Tuesday, May 5, 2009

Justice, Monasticism and Nun Travel


Traveling when you are a member of a monastery is very different from traveling by yourself. Over the weekend about a dozen of us went to Seattle for a big Catholic women’s conference, eight sisters, a couple of oblates and employees. It was a wonderful conference with challenging speakers but mostly I am thinking about the phenomenon of nun travel.

Before I entered the monastery travel was always pretty straight-forward. I’d decide where I was going, make reservations, jump in the car and go. I got to decide when I’d leave, where I’d stay, what I’d eat, when I would go and leave and what I’d see along the way.

But now my days of unilateral decision making are long past. Even my days of sleeping in motel rooms are long past. When I lived alone the only criteria of decision making were my personal values. Since I have always been averse to spending money I would choose cheap motels. I love exotic food so that would determine a lot of meal choices, etc. etc.

Monastic travel is a very different story. It isn’t about how I want to travel. It is about how do we travel together. In the weeks leading up to the conference there were sign-up sheets and notes for those who had signed up. Multiple conversations and consultations were conducted about who would go with who. Plans were made and discussed about how to care for those who needed extra care and supervision. Multiple calls and e-mails and conversations were needed to round up enough places to stay in homes and apartments of sisters, friends and relatives. Cars had to be arranged and slips filled out and trips made to the business office to get money for travel expenses. And this was all just for a two conference a day’s drive away. And all that was just in order to get there.

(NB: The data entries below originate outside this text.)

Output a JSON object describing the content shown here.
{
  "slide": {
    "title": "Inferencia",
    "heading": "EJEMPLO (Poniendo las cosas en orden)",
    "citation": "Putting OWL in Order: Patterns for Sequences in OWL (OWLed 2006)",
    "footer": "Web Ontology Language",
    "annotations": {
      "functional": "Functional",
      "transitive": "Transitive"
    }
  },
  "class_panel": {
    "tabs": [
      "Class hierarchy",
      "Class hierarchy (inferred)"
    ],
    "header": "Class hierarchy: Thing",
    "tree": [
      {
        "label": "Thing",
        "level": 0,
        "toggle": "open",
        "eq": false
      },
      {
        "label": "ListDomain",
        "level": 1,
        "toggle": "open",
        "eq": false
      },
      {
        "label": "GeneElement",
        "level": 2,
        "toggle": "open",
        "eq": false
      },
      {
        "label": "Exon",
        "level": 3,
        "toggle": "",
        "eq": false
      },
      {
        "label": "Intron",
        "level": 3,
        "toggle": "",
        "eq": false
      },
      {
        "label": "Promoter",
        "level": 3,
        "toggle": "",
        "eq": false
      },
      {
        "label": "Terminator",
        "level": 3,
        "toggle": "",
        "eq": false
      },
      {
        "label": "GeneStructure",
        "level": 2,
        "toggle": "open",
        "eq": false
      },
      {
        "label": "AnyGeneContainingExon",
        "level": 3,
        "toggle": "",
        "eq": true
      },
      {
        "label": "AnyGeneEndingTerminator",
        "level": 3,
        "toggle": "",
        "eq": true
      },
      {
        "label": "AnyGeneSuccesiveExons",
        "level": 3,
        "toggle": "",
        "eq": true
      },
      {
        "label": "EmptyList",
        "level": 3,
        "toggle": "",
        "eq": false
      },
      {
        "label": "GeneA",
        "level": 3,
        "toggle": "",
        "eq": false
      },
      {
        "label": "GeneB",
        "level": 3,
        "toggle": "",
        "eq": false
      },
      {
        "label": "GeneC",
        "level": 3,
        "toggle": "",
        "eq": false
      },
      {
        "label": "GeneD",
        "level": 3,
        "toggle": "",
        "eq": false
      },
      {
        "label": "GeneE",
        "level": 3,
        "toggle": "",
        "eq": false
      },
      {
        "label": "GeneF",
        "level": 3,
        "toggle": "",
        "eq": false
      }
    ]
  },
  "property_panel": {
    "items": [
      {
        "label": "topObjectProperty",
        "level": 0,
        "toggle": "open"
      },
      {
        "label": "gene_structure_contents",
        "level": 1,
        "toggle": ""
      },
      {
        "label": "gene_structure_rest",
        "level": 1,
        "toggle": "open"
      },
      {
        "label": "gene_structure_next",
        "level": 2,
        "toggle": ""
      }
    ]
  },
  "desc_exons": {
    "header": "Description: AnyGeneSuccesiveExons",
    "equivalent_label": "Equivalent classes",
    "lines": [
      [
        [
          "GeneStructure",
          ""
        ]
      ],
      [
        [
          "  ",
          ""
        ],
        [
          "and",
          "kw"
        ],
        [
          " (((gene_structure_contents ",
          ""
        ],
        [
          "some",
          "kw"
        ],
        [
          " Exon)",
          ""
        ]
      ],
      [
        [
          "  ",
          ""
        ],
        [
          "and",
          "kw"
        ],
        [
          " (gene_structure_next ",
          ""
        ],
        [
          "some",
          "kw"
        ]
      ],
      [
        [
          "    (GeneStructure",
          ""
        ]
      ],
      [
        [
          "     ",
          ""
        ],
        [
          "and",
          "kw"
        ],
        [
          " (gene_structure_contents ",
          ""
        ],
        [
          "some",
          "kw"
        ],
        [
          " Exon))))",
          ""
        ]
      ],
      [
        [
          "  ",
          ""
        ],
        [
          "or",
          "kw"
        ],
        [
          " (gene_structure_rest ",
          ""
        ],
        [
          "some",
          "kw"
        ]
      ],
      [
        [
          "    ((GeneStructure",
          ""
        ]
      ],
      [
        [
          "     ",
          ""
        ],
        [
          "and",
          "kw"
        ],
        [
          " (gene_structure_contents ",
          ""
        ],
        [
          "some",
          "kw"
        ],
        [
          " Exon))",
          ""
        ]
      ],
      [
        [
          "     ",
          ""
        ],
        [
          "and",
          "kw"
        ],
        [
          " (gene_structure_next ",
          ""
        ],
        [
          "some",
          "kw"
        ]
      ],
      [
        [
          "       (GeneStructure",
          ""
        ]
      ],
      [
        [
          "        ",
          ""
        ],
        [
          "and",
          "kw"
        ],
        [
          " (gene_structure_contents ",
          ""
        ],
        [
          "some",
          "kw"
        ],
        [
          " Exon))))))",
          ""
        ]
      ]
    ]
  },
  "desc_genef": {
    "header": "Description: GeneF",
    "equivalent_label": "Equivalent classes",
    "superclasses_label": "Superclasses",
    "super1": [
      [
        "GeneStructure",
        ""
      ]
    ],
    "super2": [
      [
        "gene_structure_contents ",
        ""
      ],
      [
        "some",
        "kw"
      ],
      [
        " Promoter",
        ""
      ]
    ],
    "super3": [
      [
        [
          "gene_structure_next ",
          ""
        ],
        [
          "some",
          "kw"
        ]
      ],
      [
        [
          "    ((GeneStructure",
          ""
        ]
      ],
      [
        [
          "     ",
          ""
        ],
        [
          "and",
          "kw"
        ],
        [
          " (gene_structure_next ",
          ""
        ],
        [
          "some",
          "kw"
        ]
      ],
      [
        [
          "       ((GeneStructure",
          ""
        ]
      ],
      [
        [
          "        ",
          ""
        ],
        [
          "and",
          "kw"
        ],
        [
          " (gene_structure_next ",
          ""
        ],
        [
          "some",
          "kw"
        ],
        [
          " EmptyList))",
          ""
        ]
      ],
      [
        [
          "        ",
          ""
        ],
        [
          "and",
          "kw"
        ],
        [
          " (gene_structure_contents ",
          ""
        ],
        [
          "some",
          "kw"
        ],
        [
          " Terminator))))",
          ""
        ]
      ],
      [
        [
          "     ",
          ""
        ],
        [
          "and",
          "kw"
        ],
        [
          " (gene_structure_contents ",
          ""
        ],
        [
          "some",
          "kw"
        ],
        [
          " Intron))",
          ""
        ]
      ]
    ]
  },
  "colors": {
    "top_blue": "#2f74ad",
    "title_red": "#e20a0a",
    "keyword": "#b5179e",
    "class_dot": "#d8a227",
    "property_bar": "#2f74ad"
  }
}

The whole thing would probably look ridiculously complicated and inefficient to most outsiders used to making quick decisions without having to worry about resources. I suspect that even traveling with small children might not be as complicated as our way, noisier certainly, but at least with kids there are fewer meetings and no forms to fill out. However, the rather complicated, organic process of monastic travel has a lot to say about our values and our witness to a world in which a few have a lot and many don’t have enough.

The monastic way is about everyone getting what they need but not necessarily what they want. Every individual gives up a little bit so that resources can be stretched to let everyone have what they need. If everyone got to take her own car and stay in a nice hotel there wouldn’t be enough money or even cars for everyone to go to a conference like this. If, on the other hand, we all travel together, impose on our friends for housing, are careful about expenses, and help one another out, more people can go to a meaningful, life-giving conference.

The monastic way is not the predominant way of our culture. It is a way that emphasizes cooperation over competition, consensus over individualism. It certainly isn’t the quickest, most efficient way of doing things. But the monastic way works on smoothing down the rough edges we all have that come from wanting everything our way, instantly. Eventually it is possible to see that if everyone in the world is going to get what she needs it means the rest of us have to sacrifice a little bit. And so in our inefficient, sometimes frustrating way, our little monastic community models what a more just world might look like.